Once Mireille reached the bottom of the stairs along with Kirika, the sight that greeted her and her colleague was wholly different from the one that had on the floor above. It was as if she and Kirika had been propelled forward in time, technologically speaking. At least a dozen monitors of various sizes were arranged on a huge, black L-shaped desk fitted with two rows of shelves in the sizable square basement, along with a myriad of PC towers in a range of shades; some with psychedelic lighting fixtures decorating the outside of their casings that stood out brightly in the dimness of the room, while others had completely see-through panes like glass, allowing one to view the computer's inner workings. Countless cables ran from the desk like dangling spaghetti, before joining one another in a tangled mess carpeting the floor, almost hiding the grey concrete surface from sight. A number of the cables exited the mass of wiring and extended to one of many power point adapters connected to several surge-protected wall sockets on Mireille's left. It was quite the fire hazard in the woman's estimation, electrical surge protectors or no.
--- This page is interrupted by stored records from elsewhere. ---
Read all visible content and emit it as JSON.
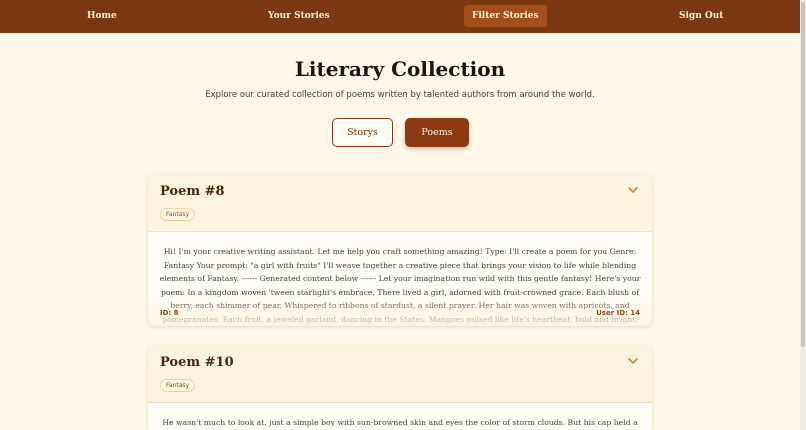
{
  "nav": {
    "home": "Home",
    "your_stories": "Your Stories",
    "filter_stories": "Filter Stories",
    "sign_out": "Sign Out"
  },
  "header": {
    "title": "Literary Collection",
    "subtitle": "Explore our curated collection of poems written by talented authors from around the world."
  },
  "filters": {
    "storys": "Storys",
    "poems": "Poems",
    "active": "Poems"
  },
  "colors": {
    "nav_bg": "#7a3810",
    "accent": "#8b3a12",
    "page_bg": "#fdf8e8"
  },
  "cards": [
    {
      "title": "Poem #8",
      "genre": "Fantasy",
      "body": "Hi! I'm your creative writing assistant. Let me help you craft something amazing! Type: I'll create a poem for you Genre: Fantasy Your prompt: \"a girl with fruits\" I'll weave together a creative piece that brings your vision to life while blending elements of Fantasy. ------ Generated content below ------ Let your imagination run wild with this gentle fantasy! Here's your poem: In a kingdom woven 'tween starlight's embrace, There lived a girl, adorned with fruit-crowned grace. Each blush of berry, each shimmer of pear, Whispered to ribbons of stardust, a silent prayer. Her hair was woven with apricots, and pomegranates. Each fruit, a jeweled garland, dancing in the States. Mangoes pulsed like life's heartbeat, bold and bright, While peaches kissed the",
      "id_label": "ID: 8",
      "user_label": "User ID: 14"
    },
    {
      "title": "Poem #10",
      "genre": "Fantasy",
      "body": "He wasn't much to look at, just a simple boy with sun-browned skin and eyes the color of storm clouds. But his cap held a magic"
    }
  ]
}
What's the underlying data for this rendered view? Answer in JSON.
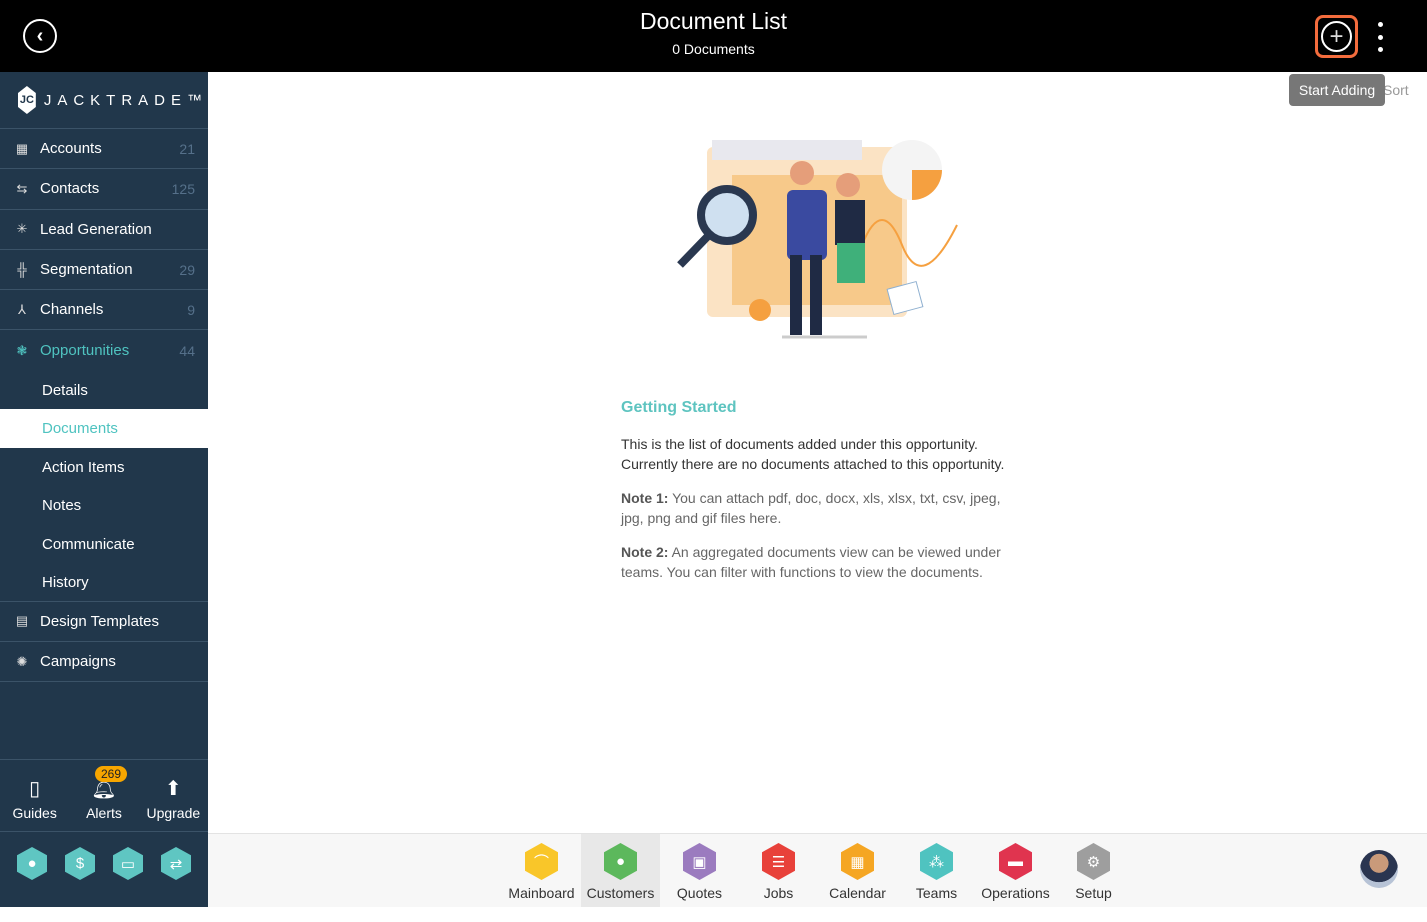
{
  "header": {
    "title": "Document List",
    "subtitle": "0 Documents",
    "add_tooltip": "Start Adding",
    "sort_label": "Sort"
  },
  "sidebar": {
    "brand": "JACKTRADE™",
    "items": [
      {
        "label": "Accounts",
        "count": "21",
        "icon": "building-icon"
      },
      {
        "label": "Contacts",
        "count": "125",
        "icon": "contacts-icon"
      },
      {
        "label": "Lead Generation",
        "count": "",
        "icon": "network-icon"
      },
      {
        "label": "Segmentation",
        "count": "29",
        "icon": "segmentation-icon"
      },
      {
        "label": "Channels",
        "count": "9",
        "icon": "channels-icon"
      },
      {
        "label": "Opportunities",
        "count": "44",
        "icon": "opportunities-icon"
      }
    ],
    "sub_items": [
      "Details",
      "Documents",
      "Action Items",
      "Notes",
      "Communicate",
      "History"
    ],
    "selected_sub": "Documents",
    "more_items": [
      {
        "label": "Design Templates",
        "icon": "templates-icon"
      },
      {
        "label": "Campaigns",
        "icon": "campaigns-icon"
      }
    ],
    "tools": [
      {
        "label": "Guides"
      },
      {
        "label": "Alerts",
        "badge": "269"
      },
      {
        "label": "Upgrade"
      }
    ]
  },
  "content": {
    "heading": "Getting Started",
    "intro": "This is the list of documents added under this opportunity. Currently there are no documents attached to this opportunity.",
    "note1_label": "Note 1:",
    "note1": " You can attach pdf, doc, docx, xls, xlsx, txt, csv, jpeg, jpg, png and gif files here.",
    "note2_label": "Note 2:",
    "note2": " An aggregated documents view can be viewed under teams. You can filter with functions to view the documents."
  },
  "bottom_nav": [
    {
      "label": "Mainboard",
      "color": "#f9c629"
    },
    {
      "label": "Customers",
      "color": "#5cb85c",
      "selected": true
    },
    {
      "label": "Quotes",
      "color": "#9b7bbf"
    },
    {
      "label": "Jobs",
      "color": "#e8413a"
    },
    {
      "label": "Calendar",
      "color": "#f5a623"
    },
    {
      "label": "Teams",
      "color": "#4fc3c0"
    },
    {
      "label": "Operations",
      "color": "#e0344f"
    },
    {
      "label": "Setup",
      "color": "#9e9e9e"
    }
  ],
  "colors": {
    "sidebar": "#21374b",
    "accent": "#4fc3c0",
    "add_border": "#f36c3d",
    "badge": "#f7a600"
  }
}
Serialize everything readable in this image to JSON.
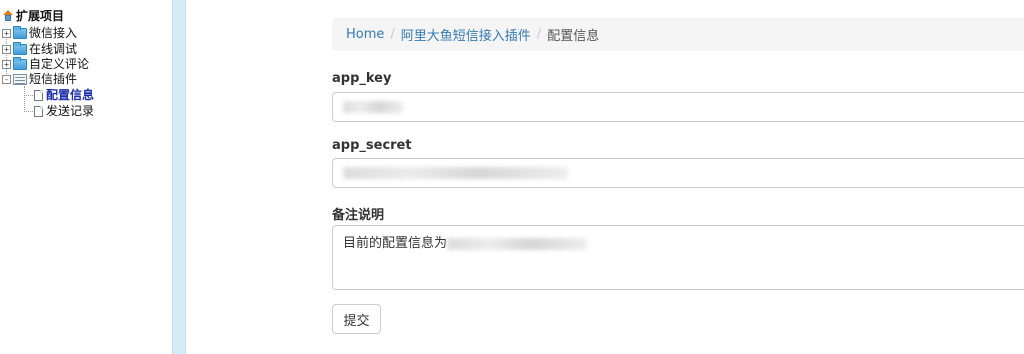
{
  "tree": {
    "root_label": "扩展项目",
    "items": [
      {
        "label": "微信接入",
        "expander": "+",
        "icon": "folder-icon"
      },
      {
        "label": "在线调试",
        "expander": "+",
        "icon": "folder-icon"
      },
      {
        "label": "自定义评论",
        "expander": "+",
        "icon": "folder-icon"
      },
      {
        "label": "短信插件",
        "expander": "-",
        "icon": "folder-open-icon"
      }
    ],
    "children": [
      {
        "label": "配置信息",
        "icon": "page-icon",
        "selected": true
      },
      {
        "label": "发送记录",
        "icon": "page-icon",
        "selected": false
      }
    ]
  },
  "breadcrumb": {
    "home": "Home",
    "separator": "/",
    "plugin": "阿里大鱼短信接入插件",
    "current": "配置信息"
  },
  "form": {
    "app_key_label": "app_key",
    "app_secret_label": "app_secret",
    "note_label": "备注说明",
    "note_value": "目前的配置信息为",
    "submit_label": "提交"
  },
  "colors": {
    "link": "#337ab7",
    "selected_tree_item": "#1a2eb0",
    "splitter": "#d7ebf7",
    "breadcrumb_bg": "#f5f5f5"
  }
}
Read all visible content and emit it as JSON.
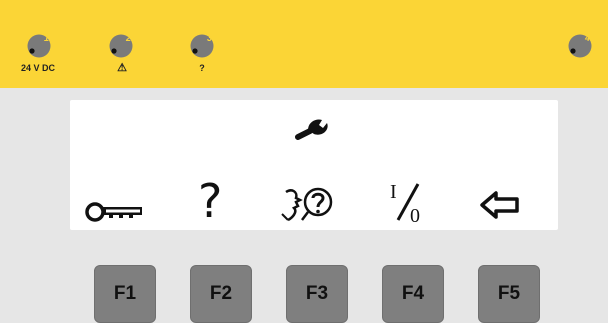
{
  "indicators": [
    {
      "number": "1",
      "caption": "24 V DC"
    },
    {
      "number": "2",
      "caption": "⚠"
    },
    {
      "number": "3",
      "caption": "?"
    },
    {
      "number": "4",
      "caption": ""
    }
  ],
  "display": {
    "header_icon": "wrench-icon",
    "soft_labels": [
      {
        "icon": "key-icon",
        "text": ""
      },
      {
        "icon": "question-icon",
        "text": "?"
      },
      {
        "icon": "help-person-icon",
        "text": ""
      },
      {
        "icon": "io-icon",
        "text": "I/0"
      },
      {
        "icon": "back-arrow-icon",
        "text": ""
      }
    ]
  },
  "function_keys": [
    {
      "label": "F1"
    },
    {
      "label": "F2"
    },
    {
      "label": "F3"
    },
    {
      "label": "F4"
    },
    {
      "label": "F5"
    }
  ],
  "colors": {
    "panel": "#fbd536",
    "background": "#e6e6e6",
    "screen": "#ffffff",
    "led": "#7a7a7a",
    "led_number": "#fbd536",
    "key": "#7f7f7f"
  }
}
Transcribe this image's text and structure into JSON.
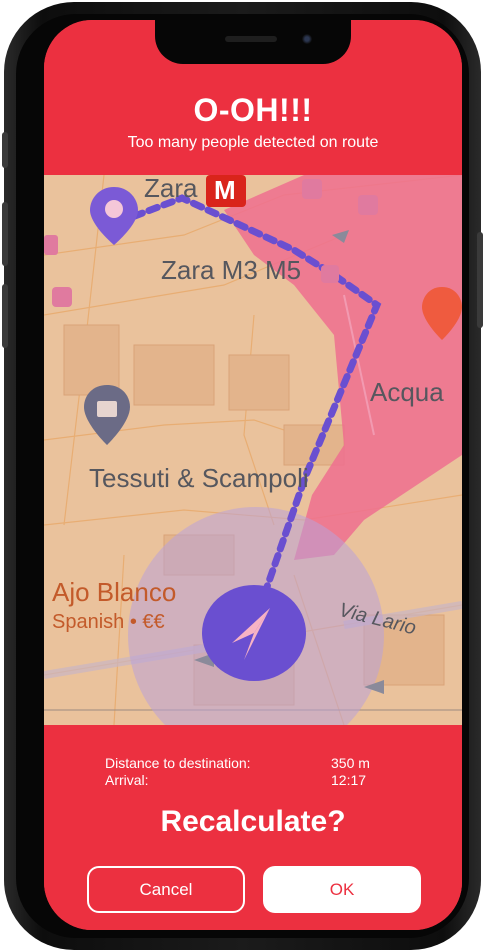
{
  "alert": {
    "title": "O-OH!!!",
    "subtitle": "Too many people detected on route"
  },
  "map": {
    "labels": {
      "zara": "Zara",
      "metro_letter": "M",
      "zara_station": "Zara M3 M5",
      "acqua": "Acqua",
      "tessuti": "Tessuti & Scampoli",
      "ajo_blanco": "Ajo Blanco",
      "ajo_cuisine": "Spanish • €€",
      "via_lario": "Via Lario"
    },
    "colors": {
      "route": "#6a4fd0",
      "crowd_zone": "#ef6f8f",
      "base": "#eac29c",
      "poi_pin": "#6b6b86",
      "restaurant_pin": "#ef5b3f",
      "metro": "#d9241b"
    }
  },
  "route_info": {
    "distance_label": "Distance to destination:",
    "distance_value": "350 m",
    "arrival_label": "Arrival:",
    "arrival_value": "12:17"
  },
  "prompt": {
    "question": "Recalculate?",
    "cancel_label": "Cancel",
    "ok_label": "OK"
  },
  "theme": {
    "accent": "#ec3040",
    "text_on_accent": "#ffffff"
  }
}
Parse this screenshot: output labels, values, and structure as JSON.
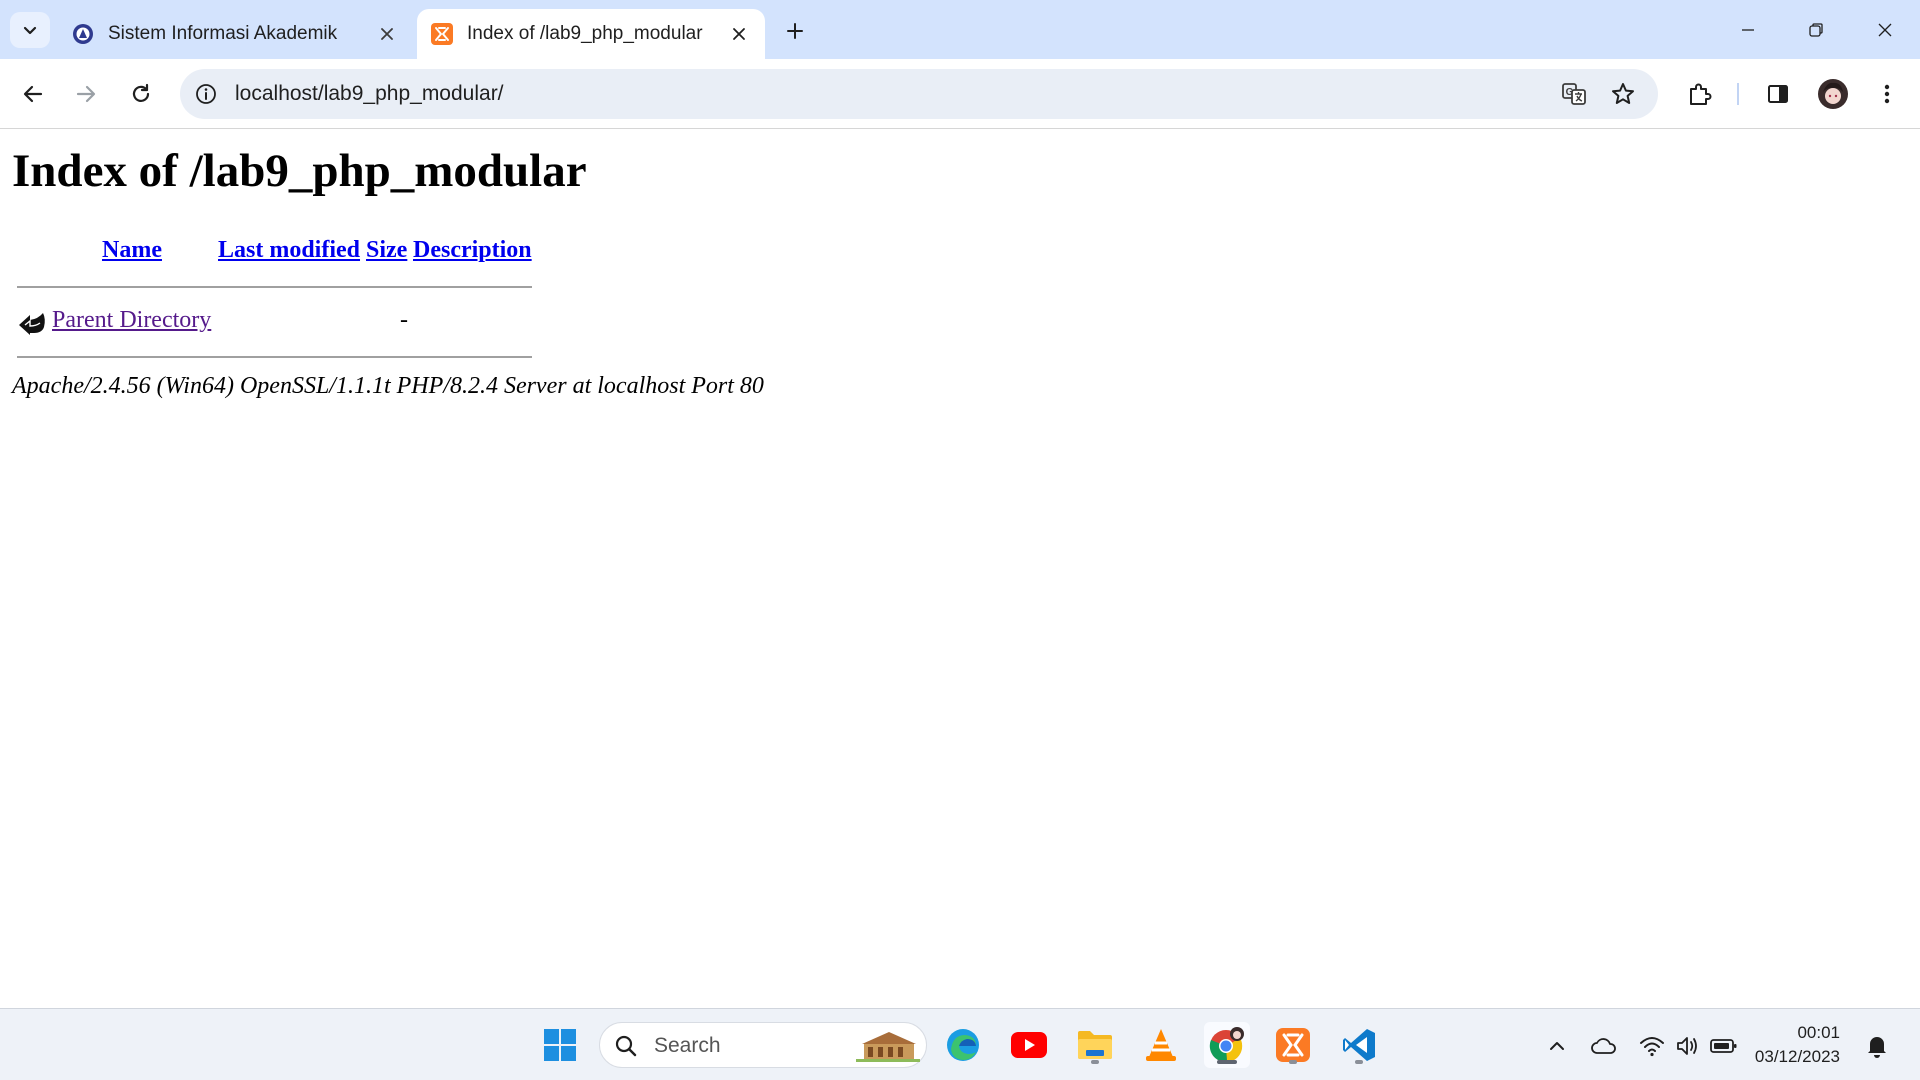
{
  "browser": {
    "tabs": [
      {
        "title": "Sistem Informasi Akademik",
        "favicon": "university-seal-icon",
        "active": false
      },
      {
        "title": "Index of /lab9_php_modular",
        "favicon": "xampp-icon",
        "active": true
      }
    ],
    "url": "localhost/lab9_php_modular/"
  },
  "page": {
    "heading": "Index of /lab9_php_modular",
    "columns": [
      "Name",
      "Last modified",
      "Size",
      "Description"
    ],
    "rows": [
      {
        "name": "Parent Directory",
        "last_modified": "",
        "size": "-",
        "description": "",
        "icon": "back-arrow-icon"
      }
    ],
    "address": "Apache/2.4.56 (Win64) OpenSSL/1.1.1t PHP/8.2.4 Server at localhost Port 80"
  },
  "taskbar": {
    "search_label": "Search",
    "apps": [
      "windows-start",
      "edge",
      "youtube",
      "file-explorer",
      "vlc",
      "chrome",
      "xampp",
      "vscode"
    ],
    "time": "00:01",
    "date": "03/12/2023"
  },
  "colors": {
    "tabstrip": "#d3e3fd",
    "omnibox": "#e9eef6",
    "link": "#0000ee",
    "visited_link": "#551a8b"
  }
}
Sitting in front of the desk in a heavily cushioned black leather computer chair, typing furiously away on one of the half-dozen or so keyboards laid out before him, was the boy Mireille had come to meet. Simon Pierpont, better known by the inane alias 'Phayzed', was a skinny seventeen year old high school dropout with acne-ravaged features and a shock of faded dyed green hair mixed with his gnarled natural light brown locks. While the young man was not much to look at--certainly, Mireille did not find his shabby, frayed clothes and less-than-appealing looks easy on her eyes--he did possess an almost frightening level of knowledge and expertise regarding all things computer orientated, specifically networks… and their security. Unfortunately, Simon was still much the immature adolescent male, which made him… irksome to deal with.
"Software's on the left, music CDs on the right," Simon recited mechanically while he stared intensely at one of the monitor's screens, referring to the two tables a few feet behind him where rows and rows of pirate CDs were arranged in trays. "Ten Euros a pop. If some app' takes more than one CD, too bad--it's ten per CD, not per program, got it? Pay Ezza upstairs. And *no* swiping--" he absently tapped a finger on a monochrome screened monitor on his desk's highest shelf to his left which displayed the room's interior--there must have been a security camera positioned somewhere in the upper right hand corner of the basement, "--I can see all." Mireille questioned his declaration's validity; he hadn't even turned around to regard his two new arrivals yet, let alone shift his gaze away from the monitor he was seemingly enraptured with.
"While purchasing a copy of 'Strip Poker V: Bunny Girls Edition' does have its charms," Mireille said dryly, selecting the title of the first CD that came to her eye from the scores available on the pair of tables, "we're here on other matters."
"Dude, you have the worst tas--" Simon began, but then abruptly cut off and instead swivelled rapidly around in his chair to face Mireille and Kirika, clumsily knocking over a stack of CDs piled on his desk in the process. "Waa!" he wailed, making a feeble attempt to catch the flying discs while his green eyes remained affixed to his two visitors.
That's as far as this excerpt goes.